Abstract: In the era of big data, high-throughput data are routinely collected. These high dimensional data defy classical regression models, which are either infeasible to fit or likely to incur low predictability because of overfitting. In this talk, we will introduce several cutting-edge machine learning methods developed by my group in the last few years for modeling (censored) outcome data with high dimensional predictors. Specifically, we will introduce a Dantzig selector for fitting survival models with high dimensional predictors, followed by various semiparametric and nonparametric feature screening methods for handling ultra-high dimensional predictors. We will also discuss statistical inference for regression models with high dimensional predictors. With high-dimensional outcome data, we will introduce a new class of high-dimensional Gaussian graphical regression models with predictors. The talk focuses on statistical principles and concepts behind these methods, which are motivated and illustrated by various biomedical examples with precision medicine contexts.

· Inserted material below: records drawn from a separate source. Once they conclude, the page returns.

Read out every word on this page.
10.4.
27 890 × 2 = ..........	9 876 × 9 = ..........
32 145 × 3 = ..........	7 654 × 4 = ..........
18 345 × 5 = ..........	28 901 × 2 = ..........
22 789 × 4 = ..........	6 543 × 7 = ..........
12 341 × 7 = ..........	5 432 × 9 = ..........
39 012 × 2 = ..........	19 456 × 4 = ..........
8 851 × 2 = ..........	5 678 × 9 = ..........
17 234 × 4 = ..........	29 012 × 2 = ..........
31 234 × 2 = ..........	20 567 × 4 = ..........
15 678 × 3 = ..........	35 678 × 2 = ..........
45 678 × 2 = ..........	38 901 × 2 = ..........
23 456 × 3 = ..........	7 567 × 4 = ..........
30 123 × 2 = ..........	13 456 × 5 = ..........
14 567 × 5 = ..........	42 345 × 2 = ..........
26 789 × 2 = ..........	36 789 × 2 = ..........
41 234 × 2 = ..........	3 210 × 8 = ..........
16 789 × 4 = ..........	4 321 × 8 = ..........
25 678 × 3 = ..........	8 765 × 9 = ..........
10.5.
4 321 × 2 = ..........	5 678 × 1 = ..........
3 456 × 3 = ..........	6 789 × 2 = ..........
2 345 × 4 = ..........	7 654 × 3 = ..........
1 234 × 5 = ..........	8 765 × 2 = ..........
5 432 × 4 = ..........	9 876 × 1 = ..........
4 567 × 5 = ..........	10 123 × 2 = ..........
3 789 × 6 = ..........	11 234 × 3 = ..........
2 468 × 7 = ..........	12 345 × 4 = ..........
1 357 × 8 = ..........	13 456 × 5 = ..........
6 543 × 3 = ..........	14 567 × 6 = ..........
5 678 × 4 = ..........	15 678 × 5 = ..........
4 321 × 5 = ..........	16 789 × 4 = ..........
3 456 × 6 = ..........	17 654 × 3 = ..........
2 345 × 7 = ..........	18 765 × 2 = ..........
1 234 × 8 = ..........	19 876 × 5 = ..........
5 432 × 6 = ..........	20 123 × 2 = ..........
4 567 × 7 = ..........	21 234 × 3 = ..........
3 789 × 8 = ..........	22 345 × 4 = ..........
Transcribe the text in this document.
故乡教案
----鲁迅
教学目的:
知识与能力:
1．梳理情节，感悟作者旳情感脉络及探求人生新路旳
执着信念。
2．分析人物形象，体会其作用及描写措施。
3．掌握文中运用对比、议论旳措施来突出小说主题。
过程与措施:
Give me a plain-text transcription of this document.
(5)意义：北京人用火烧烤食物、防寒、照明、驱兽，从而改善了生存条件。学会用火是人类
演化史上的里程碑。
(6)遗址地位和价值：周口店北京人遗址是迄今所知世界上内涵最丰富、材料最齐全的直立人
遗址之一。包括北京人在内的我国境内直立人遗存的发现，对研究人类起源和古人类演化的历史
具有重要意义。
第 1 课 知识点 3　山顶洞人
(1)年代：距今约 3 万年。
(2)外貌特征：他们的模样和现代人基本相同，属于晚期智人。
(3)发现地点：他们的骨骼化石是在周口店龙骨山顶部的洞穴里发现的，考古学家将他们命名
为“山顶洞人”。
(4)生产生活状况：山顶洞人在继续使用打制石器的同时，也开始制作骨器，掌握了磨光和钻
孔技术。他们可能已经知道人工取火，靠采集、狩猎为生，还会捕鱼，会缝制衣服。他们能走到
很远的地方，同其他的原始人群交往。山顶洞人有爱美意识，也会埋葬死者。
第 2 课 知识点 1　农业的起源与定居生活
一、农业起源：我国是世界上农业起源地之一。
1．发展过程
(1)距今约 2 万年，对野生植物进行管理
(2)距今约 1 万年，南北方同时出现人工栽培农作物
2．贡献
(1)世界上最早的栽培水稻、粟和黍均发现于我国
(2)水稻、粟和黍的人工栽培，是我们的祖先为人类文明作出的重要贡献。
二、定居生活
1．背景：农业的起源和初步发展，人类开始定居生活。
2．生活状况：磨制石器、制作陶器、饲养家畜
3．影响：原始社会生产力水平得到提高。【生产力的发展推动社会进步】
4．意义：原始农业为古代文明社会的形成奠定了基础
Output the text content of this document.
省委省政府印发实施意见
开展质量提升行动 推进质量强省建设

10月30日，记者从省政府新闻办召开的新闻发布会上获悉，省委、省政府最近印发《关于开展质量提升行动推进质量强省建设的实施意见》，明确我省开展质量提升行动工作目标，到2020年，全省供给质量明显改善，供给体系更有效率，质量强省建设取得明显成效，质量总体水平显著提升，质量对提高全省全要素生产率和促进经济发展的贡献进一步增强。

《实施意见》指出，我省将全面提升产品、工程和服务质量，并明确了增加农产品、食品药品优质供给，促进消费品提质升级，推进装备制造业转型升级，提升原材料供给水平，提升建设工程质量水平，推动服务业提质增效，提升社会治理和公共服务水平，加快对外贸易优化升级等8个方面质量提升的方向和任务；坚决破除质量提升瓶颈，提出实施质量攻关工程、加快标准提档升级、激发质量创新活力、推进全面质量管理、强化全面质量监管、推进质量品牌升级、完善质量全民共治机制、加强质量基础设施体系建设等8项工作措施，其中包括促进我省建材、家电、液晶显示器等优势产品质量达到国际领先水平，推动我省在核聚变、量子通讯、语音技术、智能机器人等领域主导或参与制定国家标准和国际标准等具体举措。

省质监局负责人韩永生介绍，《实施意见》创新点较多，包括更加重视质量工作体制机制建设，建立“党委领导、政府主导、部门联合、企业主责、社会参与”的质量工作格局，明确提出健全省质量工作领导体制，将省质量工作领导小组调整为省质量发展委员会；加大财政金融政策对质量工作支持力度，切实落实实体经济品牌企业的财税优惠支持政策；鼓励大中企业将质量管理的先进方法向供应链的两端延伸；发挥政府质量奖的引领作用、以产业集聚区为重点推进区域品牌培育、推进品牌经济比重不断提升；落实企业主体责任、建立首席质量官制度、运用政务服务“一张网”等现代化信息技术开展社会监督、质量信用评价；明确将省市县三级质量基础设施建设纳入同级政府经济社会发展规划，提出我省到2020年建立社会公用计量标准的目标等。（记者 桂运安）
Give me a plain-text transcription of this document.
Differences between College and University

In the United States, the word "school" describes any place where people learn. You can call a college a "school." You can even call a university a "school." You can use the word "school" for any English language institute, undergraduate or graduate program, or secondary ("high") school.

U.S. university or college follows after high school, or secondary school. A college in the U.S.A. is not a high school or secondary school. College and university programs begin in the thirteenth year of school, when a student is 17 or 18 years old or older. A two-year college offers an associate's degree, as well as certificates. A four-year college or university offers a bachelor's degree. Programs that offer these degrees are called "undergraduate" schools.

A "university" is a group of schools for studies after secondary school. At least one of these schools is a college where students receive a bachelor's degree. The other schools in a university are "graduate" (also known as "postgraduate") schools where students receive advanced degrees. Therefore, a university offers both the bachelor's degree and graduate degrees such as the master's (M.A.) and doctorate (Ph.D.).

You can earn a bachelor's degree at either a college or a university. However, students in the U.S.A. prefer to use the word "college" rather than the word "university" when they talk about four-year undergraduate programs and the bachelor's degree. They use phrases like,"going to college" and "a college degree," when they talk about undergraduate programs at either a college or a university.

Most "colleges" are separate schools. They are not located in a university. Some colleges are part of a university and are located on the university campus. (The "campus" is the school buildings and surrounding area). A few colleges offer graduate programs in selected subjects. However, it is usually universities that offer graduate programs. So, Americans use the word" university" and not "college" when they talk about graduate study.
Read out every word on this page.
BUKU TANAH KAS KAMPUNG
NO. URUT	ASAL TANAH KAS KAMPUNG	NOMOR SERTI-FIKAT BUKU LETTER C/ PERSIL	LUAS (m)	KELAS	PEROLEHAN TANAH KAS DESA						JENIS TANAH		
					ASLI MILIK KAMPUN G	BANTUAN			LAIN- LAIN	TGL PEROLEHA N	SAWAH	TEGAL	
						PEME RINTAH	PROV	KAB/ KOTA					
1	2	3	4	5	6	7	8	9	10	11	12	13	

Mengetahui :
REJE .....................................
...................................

2:00-3:00pm, November 18, 2022, Virtual Colloquium, Webex Meeting Link: https://gsumeetings.webex.com/gsumeetings/j.php?MTID=m5315fe8659224e9317efc53c2f6c56a0 , Dr. Lili Yu, Professor and Karl E. Peace endowed Chair, Department of Biostatistics, Epidemiology and Environmental Health Sciences, Georgia Southern University,
Survival data analysis with Heteroscedastic Accelerated Failure time model

Abstract: The Buckley-James method for the classical accelerated failure time model has been extended to accommodate heteroscedastic survival data in two ways. The first is the weighted least squares method, which estimates the heteroscedasticity nonparametrically, while the second is the local Buckely-James method, which uses local Kaplan-Meier method to estimate heteroscedasticity. In this talk, we will discuss and compare these two methods theoretically and numerically with simulation studies. Two real data examples are used for practical illustration of the comparison.

3:00-4:00pm, November 04, 2022, Virtual Statistics Seminar, Webex Meeting Link: https://gsumeetings.webex.com/gsumeetings/j.php?MTID=mebd181d58e6c1ea7ab546b83c1bf8e39 , Dr. TSZ Chai Fung, Assistant Professor, Department of Risk Management & Insurance, Georgia State University,
A Posteriori Risk Classification and Ratemaking with Random Effects in the Mixture-of-Experts Model

Abstract: In the underwriting and pricing of non-life insurance products, the insurer needs to utilize both policyholder information and claim history to ensure profitability and proper risk management. While the policyholder information such as age and gender reflect the observable risk characteristics, their claim history may be regarded as a manifestation of unmeasurable and unobservable risk factors, which could vary drastically across different policyholders. This presentation introduces a flexible regression model, called the Mixed LRMoE, for a posteriori rate making, which leverages policyholder information and their claim history, to categorize policyholders into groups with risk profiles and to determine a premium that accurately captures the unobserved risks. Our proposed framework outperforms the benchmark models regarding goodness-of-fit to a real, multiyear automobile insurance dataset while offering intuitive and interpretable characterization of policyholders' risk profiles to reflect their claim history adequately.